Part-time work: Women appear to work part-time at a higher rate. Part-time positions typically pay less and offer fewer advancement opportunities. This compositional difference inflates the observed gap.
Age/experience: Small differences in average age could reflect differences in labour market experience, a key determinant of wages under human capital theory.

To isolate the portion attributable to discrimination (unexplained gap), we would need a multiple regression of l_wage on Female, Educ, Age, Parttime, and other controls.
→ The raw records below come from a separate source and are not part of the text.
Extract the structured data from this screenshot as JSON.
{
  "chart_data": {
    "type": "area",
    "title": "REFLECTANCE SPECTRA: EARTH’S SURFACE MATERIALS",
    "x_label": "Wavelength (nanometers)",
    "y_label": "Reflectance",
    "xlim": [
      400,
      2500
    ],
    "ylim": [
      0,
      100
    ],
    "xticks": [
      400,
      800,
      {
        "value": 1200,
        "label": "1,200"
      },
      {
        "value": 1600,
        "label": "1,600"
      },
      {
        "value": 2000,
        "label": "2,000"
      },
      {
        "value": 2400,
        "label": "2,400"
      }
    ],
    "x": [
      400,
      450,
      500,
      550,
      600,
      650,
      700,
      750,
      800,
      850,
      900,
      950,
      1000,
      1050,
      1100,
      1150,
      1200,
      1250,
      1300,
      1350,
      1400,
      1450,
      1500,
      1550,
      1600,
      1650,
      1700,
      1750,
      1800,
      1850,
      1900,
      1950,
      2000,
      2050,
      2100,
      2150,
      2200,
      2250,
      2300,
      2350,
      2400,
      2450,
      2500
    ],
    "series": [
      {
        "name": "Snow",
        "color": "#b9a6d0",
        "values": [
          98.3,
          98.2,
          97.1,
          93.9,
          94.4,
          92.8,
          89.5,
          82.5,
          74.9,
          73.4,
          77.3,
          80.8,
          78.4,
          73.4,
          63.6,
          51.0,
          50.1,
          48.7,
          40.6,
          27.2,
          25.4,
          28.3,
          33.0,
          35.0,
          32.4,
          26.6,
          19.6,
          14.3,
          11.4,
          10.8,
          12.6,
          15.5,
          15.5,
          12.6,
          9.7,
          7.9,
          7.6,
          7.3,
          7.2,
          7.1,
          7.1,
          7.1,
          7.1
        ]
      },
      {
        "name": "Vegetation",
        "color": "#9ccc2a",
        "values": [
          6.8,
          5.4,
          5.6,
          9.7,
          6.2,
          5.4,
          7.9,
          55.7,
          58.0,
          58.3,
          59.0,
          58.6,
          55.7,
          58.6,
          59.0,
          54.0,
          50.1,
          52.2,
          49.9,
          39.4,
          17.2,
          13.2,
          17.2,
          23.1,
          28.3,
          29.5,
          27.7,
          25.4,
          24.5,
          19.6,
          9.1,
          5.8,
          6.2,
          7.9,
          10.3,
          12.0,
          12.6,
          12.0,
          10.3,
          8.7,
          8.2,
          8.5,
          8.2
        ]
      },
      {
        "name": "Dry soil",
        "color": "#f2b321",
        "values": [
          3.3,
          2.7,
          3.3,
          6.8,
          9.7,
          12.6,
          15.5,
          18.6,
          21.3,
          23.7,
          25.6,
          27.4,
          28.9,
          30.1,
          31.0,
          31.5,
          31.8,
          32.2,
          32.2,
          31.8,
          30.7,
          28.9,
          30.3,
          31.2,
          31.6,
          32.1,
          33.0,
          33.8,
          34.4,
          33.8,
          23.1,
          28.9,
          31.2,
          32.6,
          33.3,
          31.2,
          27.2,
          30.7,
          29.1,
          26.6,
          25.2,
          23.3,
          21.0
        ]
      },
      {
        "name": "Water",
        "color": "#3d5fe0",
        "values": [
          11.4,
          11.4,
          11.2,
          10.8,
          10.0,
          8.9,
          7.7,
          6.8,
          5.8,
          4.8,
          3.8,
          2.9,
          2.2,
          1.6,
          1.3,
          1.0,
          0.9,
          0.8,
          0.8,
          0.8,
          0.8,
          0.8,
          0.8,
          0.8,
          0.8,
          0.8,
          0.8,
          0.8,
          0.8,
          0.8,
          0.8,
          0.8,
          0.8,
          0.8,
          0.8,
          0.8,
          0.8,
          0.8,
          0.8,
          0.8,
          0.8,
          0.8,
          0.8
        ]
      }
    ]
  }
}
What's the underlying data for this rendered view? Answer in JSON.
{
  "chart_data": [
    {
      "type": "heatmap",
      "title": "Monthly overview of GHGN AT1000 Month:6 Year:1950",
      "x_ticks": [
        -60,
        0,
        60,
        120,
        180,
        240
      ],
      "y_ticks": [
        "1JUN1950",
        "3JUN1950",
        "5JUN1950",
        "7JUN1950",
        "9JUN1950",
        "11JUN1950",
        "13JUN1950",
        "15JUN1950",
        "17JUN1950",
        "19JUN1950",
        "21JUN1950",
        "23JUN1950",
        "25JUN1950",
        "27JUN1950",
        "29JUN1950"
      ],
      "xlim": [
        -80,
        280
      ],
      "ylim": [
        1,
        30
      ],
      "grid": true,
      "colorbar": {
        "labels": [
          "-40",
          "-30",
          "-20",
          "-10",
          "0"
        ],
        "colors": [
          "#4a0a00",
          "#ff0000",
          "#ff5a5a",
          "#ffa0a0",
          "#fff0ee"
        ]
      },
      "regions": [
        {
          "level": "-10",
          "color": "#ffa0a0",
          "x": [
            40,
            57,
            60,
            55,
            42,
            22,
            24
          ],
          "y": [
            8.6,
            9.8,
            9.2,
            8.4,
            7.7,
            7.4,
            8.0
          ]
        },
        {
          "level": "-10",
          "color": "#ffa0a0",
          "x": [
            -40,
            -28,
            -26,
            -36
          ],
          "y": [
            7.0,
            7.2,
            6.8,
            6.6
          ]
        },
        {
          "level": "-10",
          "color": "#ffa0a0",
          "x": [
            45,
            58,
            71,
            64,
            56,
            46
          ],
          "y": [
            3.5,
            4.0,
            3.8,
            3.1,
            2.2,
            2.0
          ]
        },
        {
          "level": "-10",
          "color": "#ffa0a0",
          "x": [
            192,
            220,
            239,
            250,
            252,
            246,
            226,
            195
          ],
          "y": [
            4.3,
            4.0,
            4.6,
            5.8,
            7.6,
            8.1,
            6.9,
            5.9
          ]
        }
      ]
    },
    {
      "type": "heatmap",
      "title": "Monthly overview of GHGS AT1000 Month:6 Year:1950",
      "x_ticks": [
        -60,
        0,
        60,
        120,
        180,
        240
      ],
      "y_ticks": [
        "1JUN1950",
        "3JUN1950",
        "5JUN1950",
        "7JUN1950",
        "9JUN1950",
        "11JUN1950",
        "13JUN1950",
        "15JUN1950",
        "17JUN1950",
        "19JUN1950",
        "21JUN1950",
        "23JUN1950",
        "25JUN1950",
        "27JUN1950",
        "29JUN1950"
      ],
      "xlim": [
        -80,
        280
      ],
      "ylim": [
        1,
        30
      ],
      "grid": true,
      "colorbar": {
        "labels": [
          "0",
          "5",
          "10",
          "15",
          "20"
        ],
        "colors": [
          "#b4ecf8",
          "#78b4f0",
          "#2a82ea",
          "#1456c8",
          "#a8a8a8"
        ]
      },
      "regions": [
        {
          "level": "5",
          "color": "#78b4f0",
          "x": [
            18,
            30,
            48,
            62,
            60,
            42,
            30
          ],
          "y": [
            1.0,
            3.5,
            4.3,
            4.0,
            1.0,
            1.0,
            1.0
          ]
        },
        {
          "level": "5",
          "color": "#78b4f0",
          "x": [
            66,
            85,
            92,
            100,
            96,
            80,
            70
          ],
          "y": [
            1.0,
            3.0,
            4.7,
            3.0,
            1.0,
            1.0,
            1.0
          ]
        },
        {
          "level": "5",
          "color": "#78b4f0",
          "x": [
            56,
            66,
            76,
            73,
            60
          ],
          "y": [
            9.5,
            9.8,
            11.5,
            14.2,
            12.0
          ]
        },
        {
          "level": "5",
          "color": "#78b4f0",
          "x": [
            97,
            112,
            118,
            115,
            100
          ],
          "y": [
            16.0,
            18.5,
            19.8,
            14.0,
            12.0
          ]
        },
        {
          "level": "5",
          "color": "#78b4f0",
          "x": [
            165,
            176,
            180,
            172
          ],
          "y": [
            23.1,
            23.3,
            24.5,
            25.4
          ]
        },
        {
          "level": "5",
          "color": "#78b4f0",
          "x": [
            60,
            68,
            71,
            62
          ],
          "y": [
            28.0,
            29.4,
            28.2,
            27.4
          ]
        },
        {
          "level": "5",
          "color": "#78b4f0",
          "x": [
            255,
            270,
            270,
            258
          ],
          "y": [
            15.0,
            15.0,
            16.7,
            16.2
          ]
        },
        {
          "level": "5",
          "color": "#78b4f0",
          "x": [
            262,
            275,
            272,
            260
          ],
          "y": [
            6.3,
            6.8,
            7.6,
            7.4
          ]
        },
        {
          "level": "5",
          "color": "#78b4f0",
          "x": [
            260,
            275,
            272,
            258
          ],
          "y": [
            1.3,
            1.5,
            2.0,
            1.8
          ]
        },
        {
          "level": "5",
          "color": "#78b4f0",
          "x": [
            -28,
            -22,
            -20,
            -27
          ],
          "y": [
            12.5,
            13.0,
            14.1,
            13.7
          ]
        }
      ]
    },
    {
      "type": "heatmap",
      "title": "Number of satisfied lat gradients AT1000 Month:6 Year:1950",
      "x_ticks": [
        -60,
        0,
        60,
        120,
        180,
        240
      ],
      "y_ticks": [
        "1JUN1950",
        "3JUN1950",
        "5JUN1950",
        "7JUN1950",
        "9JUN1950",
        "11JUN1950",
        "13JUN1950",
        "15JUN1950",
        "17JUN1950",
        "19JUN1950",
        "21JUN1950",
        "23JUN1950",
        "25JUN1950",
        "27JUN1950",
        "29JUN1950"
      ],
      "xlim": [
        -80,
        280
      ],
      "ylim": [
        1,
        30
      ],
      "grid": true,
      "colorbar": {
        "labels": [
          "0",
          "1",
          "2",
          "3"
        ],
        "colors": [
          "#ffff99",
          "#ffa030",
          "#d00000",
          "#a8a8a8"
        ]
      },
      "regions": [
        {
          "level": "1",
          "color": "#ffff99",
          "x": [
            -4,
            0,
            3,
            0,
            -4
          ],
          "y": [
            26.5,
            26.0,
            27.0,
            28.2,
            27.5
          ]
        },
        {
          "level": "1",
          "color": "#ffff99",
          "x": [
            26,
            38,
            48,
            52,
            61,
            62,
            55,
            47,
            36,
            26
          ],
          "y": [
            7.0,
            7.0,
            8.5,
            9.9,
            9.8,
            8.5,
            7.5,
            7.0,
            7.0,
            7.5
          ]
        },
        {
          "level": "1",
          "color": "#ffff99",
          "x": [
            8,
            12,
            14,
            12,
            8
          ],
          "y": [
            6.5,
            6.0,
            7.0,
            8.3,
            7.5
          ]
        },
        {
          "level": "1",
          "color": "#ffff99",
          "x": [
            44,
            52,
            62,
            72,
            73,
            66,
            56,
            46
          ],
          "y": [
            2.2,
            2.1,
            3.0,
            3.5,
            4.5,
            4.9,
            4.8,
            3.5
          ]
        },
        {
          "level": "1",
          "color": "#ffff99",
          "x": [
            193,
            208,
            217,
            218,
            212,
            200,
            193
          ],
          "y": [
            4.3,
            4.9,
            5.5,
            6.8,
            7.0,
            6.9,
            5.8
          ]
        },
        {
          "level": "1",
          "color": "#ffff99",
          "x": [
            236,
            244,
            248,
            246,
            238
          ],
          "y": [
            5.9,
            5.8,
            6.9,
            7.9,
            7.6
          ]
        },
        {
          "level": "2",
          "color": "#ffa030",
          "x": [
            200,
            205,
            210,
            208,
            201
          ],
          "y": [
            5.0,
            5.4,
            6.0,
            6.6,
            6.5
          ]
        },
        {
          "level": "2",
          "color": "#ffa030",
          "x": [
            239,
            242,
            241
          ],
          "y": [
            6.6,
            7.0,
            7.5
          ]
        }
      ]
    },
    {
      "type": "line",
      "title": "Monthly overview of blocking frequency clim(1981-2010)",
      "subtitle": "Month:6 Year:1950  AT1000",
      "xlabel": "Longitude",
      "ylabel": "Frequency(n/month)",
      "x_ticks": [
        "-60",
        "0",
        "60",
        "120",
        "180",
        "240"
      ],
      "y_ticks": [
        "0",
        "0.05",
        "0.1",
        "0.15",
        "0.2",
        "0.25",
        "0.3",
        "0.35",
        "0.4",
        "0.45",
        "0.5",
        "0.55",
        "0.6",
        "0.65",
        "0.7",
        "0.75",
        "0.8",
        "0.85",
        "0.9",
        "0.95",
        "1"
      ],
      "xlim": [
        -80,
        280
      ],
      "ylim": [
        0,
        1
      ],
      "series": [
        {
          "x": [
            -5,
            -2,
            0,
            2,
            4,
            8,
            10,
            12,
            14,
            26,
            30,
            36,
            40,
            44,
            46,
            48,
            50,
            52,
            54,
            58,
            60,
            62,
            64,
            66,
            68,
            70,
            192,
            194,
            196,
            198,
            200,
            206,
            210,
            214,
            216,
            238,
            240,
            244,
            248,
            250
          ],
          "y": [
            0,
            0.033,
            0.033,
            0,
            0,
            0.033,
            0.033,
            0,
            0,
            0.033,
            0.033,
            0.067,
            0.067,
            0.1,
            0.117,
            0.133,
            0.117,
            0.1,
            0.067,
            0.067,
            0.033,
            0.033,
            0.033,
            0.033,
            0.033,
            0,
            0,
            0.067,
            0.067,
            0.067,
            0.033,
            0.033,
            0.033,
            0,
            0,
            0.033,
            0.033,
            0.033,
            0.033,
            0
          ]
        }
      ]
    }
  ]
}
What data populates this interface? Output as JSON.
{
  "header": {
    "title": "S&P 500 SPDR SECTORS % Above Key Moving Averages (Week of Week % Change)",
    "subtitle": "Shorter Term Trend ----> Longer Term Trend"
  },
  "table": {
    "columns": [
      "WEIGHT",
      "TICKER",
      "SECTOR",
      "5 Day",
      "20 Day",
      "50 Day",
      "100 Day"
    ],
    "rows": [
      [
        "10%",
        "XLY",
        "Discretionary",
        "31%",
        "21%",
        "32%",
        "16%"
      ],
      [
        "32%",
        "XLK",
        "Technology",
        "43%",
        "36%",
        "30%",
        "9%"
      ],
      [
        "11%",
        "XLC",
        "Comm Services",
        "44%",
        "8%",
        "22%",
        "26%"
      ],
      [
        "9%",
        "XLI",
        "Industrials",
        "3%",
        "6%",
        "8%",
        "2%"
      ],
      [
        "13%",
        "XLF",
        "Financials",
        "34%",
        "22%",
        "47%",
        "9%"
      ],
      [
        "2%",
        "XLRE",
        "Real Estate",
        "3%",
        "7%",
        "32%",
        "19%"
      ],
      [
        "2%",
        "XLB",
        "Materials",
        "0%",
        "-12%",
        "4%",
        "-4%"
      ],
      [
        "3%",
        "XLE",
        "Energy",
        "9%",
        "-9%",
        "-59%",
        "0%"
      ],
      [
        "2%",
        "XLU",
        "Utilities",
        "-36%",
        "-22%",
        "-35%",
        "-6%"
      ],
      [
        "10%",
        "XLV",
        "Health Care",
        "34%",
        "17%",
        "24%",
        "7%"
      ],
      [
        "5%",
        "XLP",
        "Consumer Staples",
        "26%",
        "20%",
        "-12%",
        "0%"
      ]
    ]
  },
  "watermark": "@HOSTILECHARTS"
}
The coefficient on Female after controlling for these variables gives the adjusted gap—what cannot be explained by observable characteristics. Only that residual portion may reflect discriminatory treatment.

AI Use Log: This analysis was structured with the assistance of an AI assistant (Claude, Anthropic). The AI helped generate R code for data visualisation, summary statistics, and the Quarto document structure. All statistical interpretations and written answers reflect the student’s own understanding.